More than 1.50 lakh labourers across Bundelkhand, particularly in and around Bharatkoop, are sitting idle. Many have left for other places in search of work, leaving behind their families.

“I used to earn about Rs 800 per day in the stone crushing unit. One day, it was abruptly closed. I was worried how I would feed my family. But luckily, all of us here were called by a contractor who took us in as daily wagers. But after demonetisation, the contractors told us they have no money to pay us,” Babloo says.

His wife, Rupa, takes up the story: “For the last 15 days, I have been borrowing rice from my neighbours but now even they have run out of food. But demonetisation has shattered us completely. No one is bothered about our fate.”

A few metres from Babloo’s hut is the house of Dayaram where his family, his wife and two children stay. Dayaram left home in search of livelihood 10 days ago. The family is borrowing food from neighbours. “He left home looking for work. I don’t know when he will return. It is getting difficult to carry on with life. The children are going without food most days,’’ says his wife, Munni.

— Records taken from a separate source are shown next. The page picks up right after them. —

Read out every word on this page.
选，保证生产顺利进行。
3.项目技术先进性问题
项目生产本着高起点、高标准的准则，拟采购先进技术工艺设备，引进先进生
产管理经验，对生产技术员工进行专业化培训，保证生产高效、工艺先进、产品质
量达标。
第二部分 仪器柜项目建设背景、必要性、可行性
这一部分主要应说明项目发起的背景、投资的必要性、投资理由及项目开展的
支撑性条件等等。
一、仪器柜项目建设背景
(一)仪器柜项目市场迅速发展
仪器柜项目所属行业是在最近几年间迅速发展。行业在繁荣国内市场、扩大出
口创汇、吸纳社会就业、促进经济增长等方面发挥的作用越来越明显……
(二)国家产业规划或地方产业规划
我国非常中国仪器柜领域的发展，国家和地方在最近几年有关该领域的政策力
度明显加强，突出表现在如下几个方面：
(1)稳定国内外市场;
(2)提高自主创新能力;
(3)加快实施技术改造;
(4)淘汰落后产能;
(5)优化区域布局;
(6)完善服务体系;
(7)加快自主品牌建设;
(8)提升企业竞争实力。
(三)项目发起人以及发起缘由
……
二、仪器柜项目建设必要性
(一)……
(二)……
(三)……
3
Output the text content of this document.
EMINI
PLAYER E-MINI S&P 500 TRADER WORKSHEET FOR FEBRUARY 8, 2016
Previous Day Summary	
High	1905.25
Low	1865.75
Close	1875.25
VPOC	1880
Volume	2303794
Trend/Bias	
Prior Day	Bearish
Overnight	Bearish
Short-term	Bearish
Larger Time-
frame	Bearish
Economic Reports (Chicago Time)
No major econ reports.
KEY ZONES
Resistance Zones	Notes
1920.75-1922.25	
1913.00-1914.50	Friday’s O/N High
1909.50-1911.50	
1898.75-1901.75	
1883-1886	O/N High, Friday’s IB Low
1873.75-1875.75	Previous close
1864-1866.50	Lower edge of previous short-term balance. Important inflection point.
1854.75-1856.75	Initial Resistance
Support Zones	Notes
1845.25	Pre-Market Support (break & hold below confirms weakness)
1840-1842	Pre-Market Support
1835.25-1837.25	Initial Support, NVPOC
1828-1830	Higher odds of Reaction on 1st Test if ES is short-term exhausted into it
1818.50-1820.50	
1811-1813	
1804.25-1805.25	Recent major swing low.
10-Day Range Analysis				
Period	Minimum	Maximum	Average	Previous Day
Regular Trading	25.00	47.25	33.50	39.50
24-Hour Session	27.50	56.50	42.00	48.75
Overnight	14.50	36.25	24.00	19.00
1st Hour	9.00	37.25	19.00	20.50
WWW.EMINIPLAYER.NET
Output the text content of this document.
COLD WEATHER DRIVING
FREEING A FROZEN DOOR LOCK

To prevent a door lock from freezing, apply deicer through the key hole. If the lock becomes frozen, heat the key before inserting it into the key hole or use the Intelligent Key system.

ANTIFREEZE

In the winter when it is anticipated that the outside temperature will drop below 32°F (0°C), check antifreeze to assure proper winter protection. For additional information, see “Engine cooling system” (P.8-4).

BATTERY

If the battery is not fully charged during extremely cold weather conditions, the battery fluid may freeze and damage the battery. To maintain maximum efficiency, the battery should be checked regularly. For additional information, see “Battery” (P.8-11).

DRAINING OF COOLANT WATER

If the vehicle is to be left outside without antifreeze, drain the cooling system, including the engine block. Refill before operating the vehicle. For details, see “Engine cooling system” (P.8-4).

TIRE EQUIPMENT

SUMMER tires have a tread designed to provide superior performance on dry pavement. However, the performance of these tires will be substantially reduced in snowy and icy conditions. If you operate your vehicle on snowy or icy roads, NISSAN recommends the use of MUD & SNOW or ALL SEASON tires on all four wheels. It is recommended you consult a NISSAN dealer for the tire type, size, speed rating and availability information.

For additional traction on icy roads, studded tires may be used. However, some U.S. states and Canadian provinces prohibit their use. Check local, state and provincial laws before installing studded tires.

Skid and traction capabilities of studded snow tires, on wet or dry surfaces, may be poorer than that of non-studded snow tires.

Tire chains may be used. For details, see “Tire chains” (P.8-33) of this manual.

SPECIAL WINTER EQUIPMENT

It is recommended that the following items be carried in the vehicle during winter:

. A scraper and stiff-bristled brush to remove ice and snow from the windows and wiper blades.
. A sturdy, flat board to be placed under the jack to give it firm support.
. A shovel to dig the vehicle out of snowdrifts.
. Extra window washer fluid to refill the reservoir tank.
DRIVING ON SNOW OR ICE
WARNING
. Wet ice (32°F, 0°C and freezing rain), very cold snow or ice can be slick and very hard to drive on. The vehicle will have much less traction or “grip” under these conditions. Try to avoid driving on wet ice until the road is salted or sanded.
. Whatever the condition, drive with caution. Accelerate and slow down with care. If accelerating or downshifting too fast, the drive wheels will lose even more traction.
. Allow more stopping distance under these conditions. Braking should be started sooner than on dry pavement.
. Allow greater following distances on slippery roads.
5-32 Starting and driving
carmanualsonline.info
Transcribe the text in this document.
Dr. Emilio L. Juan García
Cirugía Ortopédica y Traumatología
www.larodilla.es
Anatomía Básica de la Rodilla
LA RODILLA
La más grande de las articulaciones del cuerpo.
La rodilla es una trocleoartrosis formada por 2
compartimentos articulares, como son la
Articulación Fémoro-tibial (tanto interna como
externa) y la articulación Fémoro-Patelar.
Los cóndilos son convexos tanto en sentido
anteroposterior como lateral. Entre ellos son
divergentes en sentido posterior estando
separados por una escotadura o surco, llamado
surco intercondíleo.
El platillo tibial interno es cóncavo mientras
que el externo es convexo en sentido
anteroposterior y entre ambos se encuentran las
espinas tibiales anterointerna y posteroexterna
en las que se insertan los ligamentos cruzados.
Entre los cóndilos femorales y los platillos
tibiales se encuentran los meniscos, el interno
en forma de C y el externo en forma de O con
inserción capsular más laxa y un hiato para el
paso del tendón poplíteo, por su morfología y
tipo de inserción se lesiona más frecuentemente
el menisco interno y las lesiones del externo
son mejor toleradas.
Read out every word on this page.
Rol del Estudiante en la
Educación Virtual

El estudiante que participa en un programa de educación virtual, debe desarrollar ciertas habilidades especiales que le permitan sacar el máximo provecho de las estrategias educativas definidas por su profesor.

According to Suresh Kesarwani, the contractor, the going was smooth till demonetisation. “Initially after Nov. 8 we managed to pay our labourers. But as the days passed, it became difficult to get cash. I had no other option but to stop work. All other contractors have done the same as despite making endless rounds of banks there was no money. I think the situation will continue like this for a few more months,” he says.

In Bharatkoop alone, there were over one lakh of labourers who earned their livelihood by working in the stone crushing units located there. “They continue to stay there in the hope that the factories will start functioning soon. But then came demonetization,’’ says another contractor, Neelkanth.

A local BJP leader, Munna, told me that he and his fellow party workers are trying to do their bit for the labourers. “We are talking to other contractors in Bundelkhand and asking them to employ these labourers. But not many are willing to go far,’’ he said.

Asked demonetisation, he trots out what senior BJP leaders have been saying to the nation: “The situation will improve soon. Demonetisation is for the good of the people.”

In Banda district, some 50,000 labourers have been badly hit by demonetisation.

“Some have left for Lucknow, others for Allahabad, Varanasi, Meerut, Ghaziabad and Noida. Under the prevailing circumstances, I’m unsure whether they can get jobs easily as no one has money to pay,’’ says Shiv Prasad Sony, another contractor. He says that the government ought to have thought about the poor.